The author and his webmaster, summer of 1965.

Wednesday, August 24, 2016

Hillary’s Economic Plan


The top 1 percent are defined as households making more than $730,000 a year.  Reportedly, the top 1 percent of households would see their taxes go up by more than $78,000 on average under Hillary Clinton’s economic plan.  The plan would require that the top 1 percent pay more than three-quarters of tax increases, and the majority of tax filers would see little change in their after-tax income.

Clinton’s tax plan would reduce deficits in the first decade by $1.1 trillion and by another $2.1 trillion in the following decade.

She would impose the so-called Buffett Rule, that requires those with adjusted gross incomes over $1 million to pay a minimum of 30 percent of their income in taxes.  Furthermore, the plan would impose a 4 percent surcharge on adjusted gross income over $5 million.

Clinton’s plan would limit the value of certain deductions and exclusions to 28 percent.  Thereby, reducing the benefit of tax breaks for anyone in tax brackets higher than 28 percent.

Individually and combined those measures would make figuring one's tax liability harder.  For instance, filers would need to compare their tax bill under both the regular code and the Alternative Minimum Tax to what they would owe under the Buffett Rule, and pay whichever is highest.

Capital gains are a major source of wealth for very high-income filers, who make more than $400,000.  Under today's tax code, they pay a 20 percent tax on realized gains from investments held more than a year.  Clinton would preserve that rate, but only for investments held at least six years.  Under her plan, realized gains on investments held less than six years would be taxed on a sliding scale.  The top capital gains tax rate would then fall by about 4 percentage points each year thereafter until it reaches 20 percent in year six.

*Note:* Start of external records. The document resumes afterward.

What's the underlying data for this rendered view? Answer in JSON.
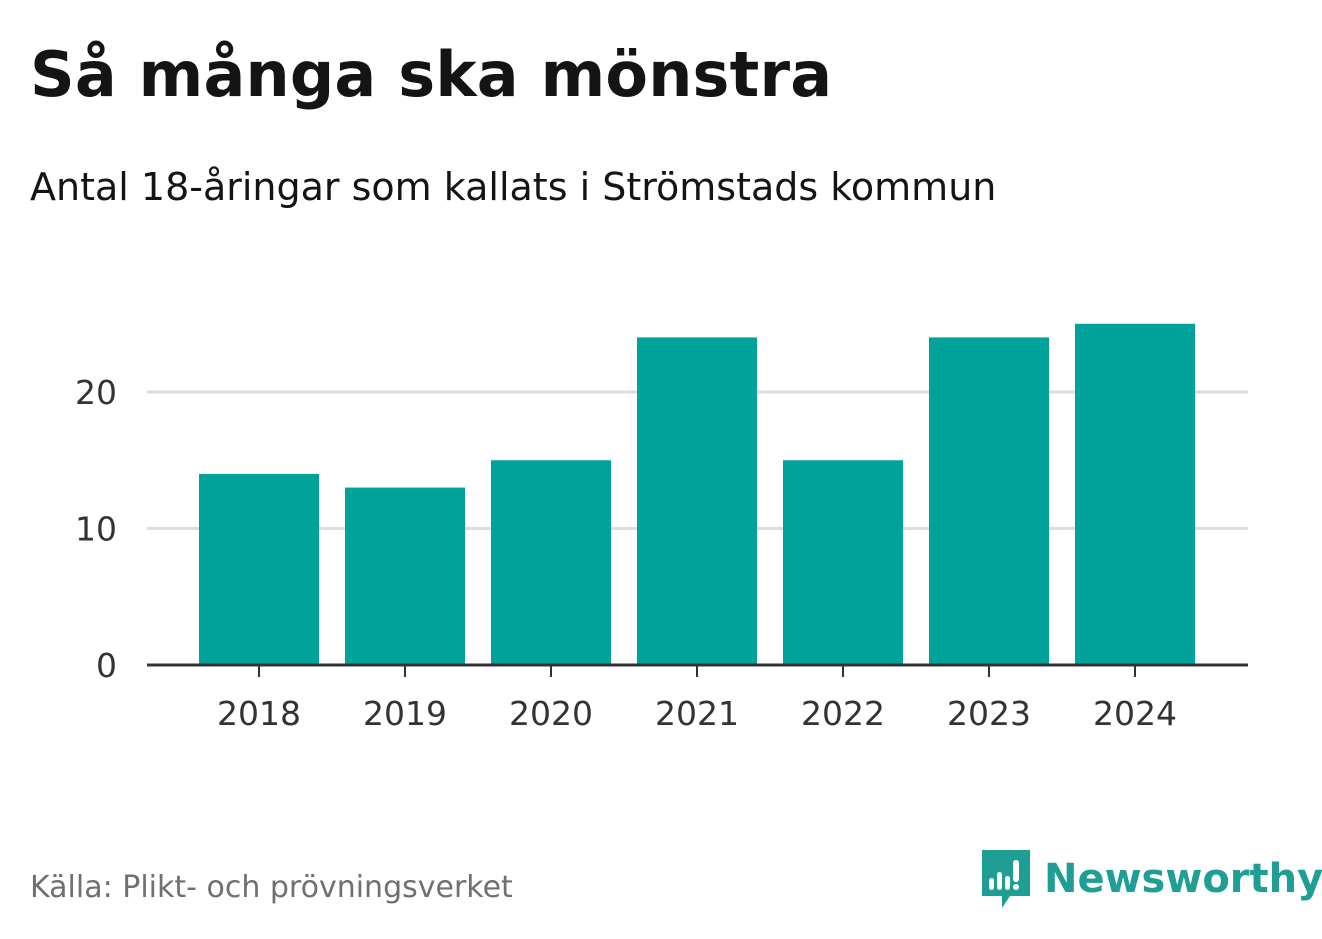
{
  "header": {
    "title": "Så många ska mönstra",
    "subtitle": "Antal 18-åringar som kallats i Strömstads kommun"
  },
  "footer": {
    "source": "Källa: Plikt- och prövningsverket",
    "brand": "Newsworthy",
    "brand_icon": "newsworthy-logo-icon"
  },
  "colors": {
    "bar": "#00a39a",
    "grid": "#dddddd",
    "axis": "#333333",
    "brand": "#1f9e95"
  },
  "chart_data": {
    "type": "bar",
    "title": "Så många ska mönstra",
    "subtitle": "Antal 18-åringar som kallats i Strömstads kommun",
    "categories": [
      "2018",
      "2019",
      "2020",
      "2021",
      "2022",
      "2023",
      "2024"
    ],
    "values": [
      14,
      13,
      15,
      24,
      15,
      24,
      25
    ],
    "xlabel": "",
    "ylabel": "",
    "ylim": [
      0,
      25
    ],
    "yticks": [
      0,
      10,
      20
    ],
    "grid": true,
    "legend": "none"
  }
}
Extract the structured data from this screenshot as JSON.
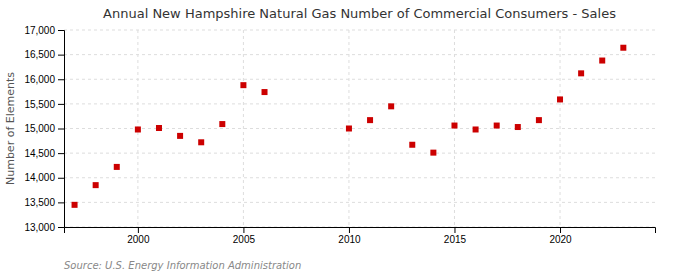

Clinton’s plan would require so-called carried interest to be taxed as ordinary income.  Carried interest is a portion of investment profits paid to managers of hedge funds, venture capital funds, and other private equity funds.

Money and assets left to heirs would be taxed more heavily if they come from larger estate.  Estates worth more than $3.5 million ($7 million for married couples.)  Hillary Clinton’s plan would also raise the top estate tax rate to 45 percent from 40 percent.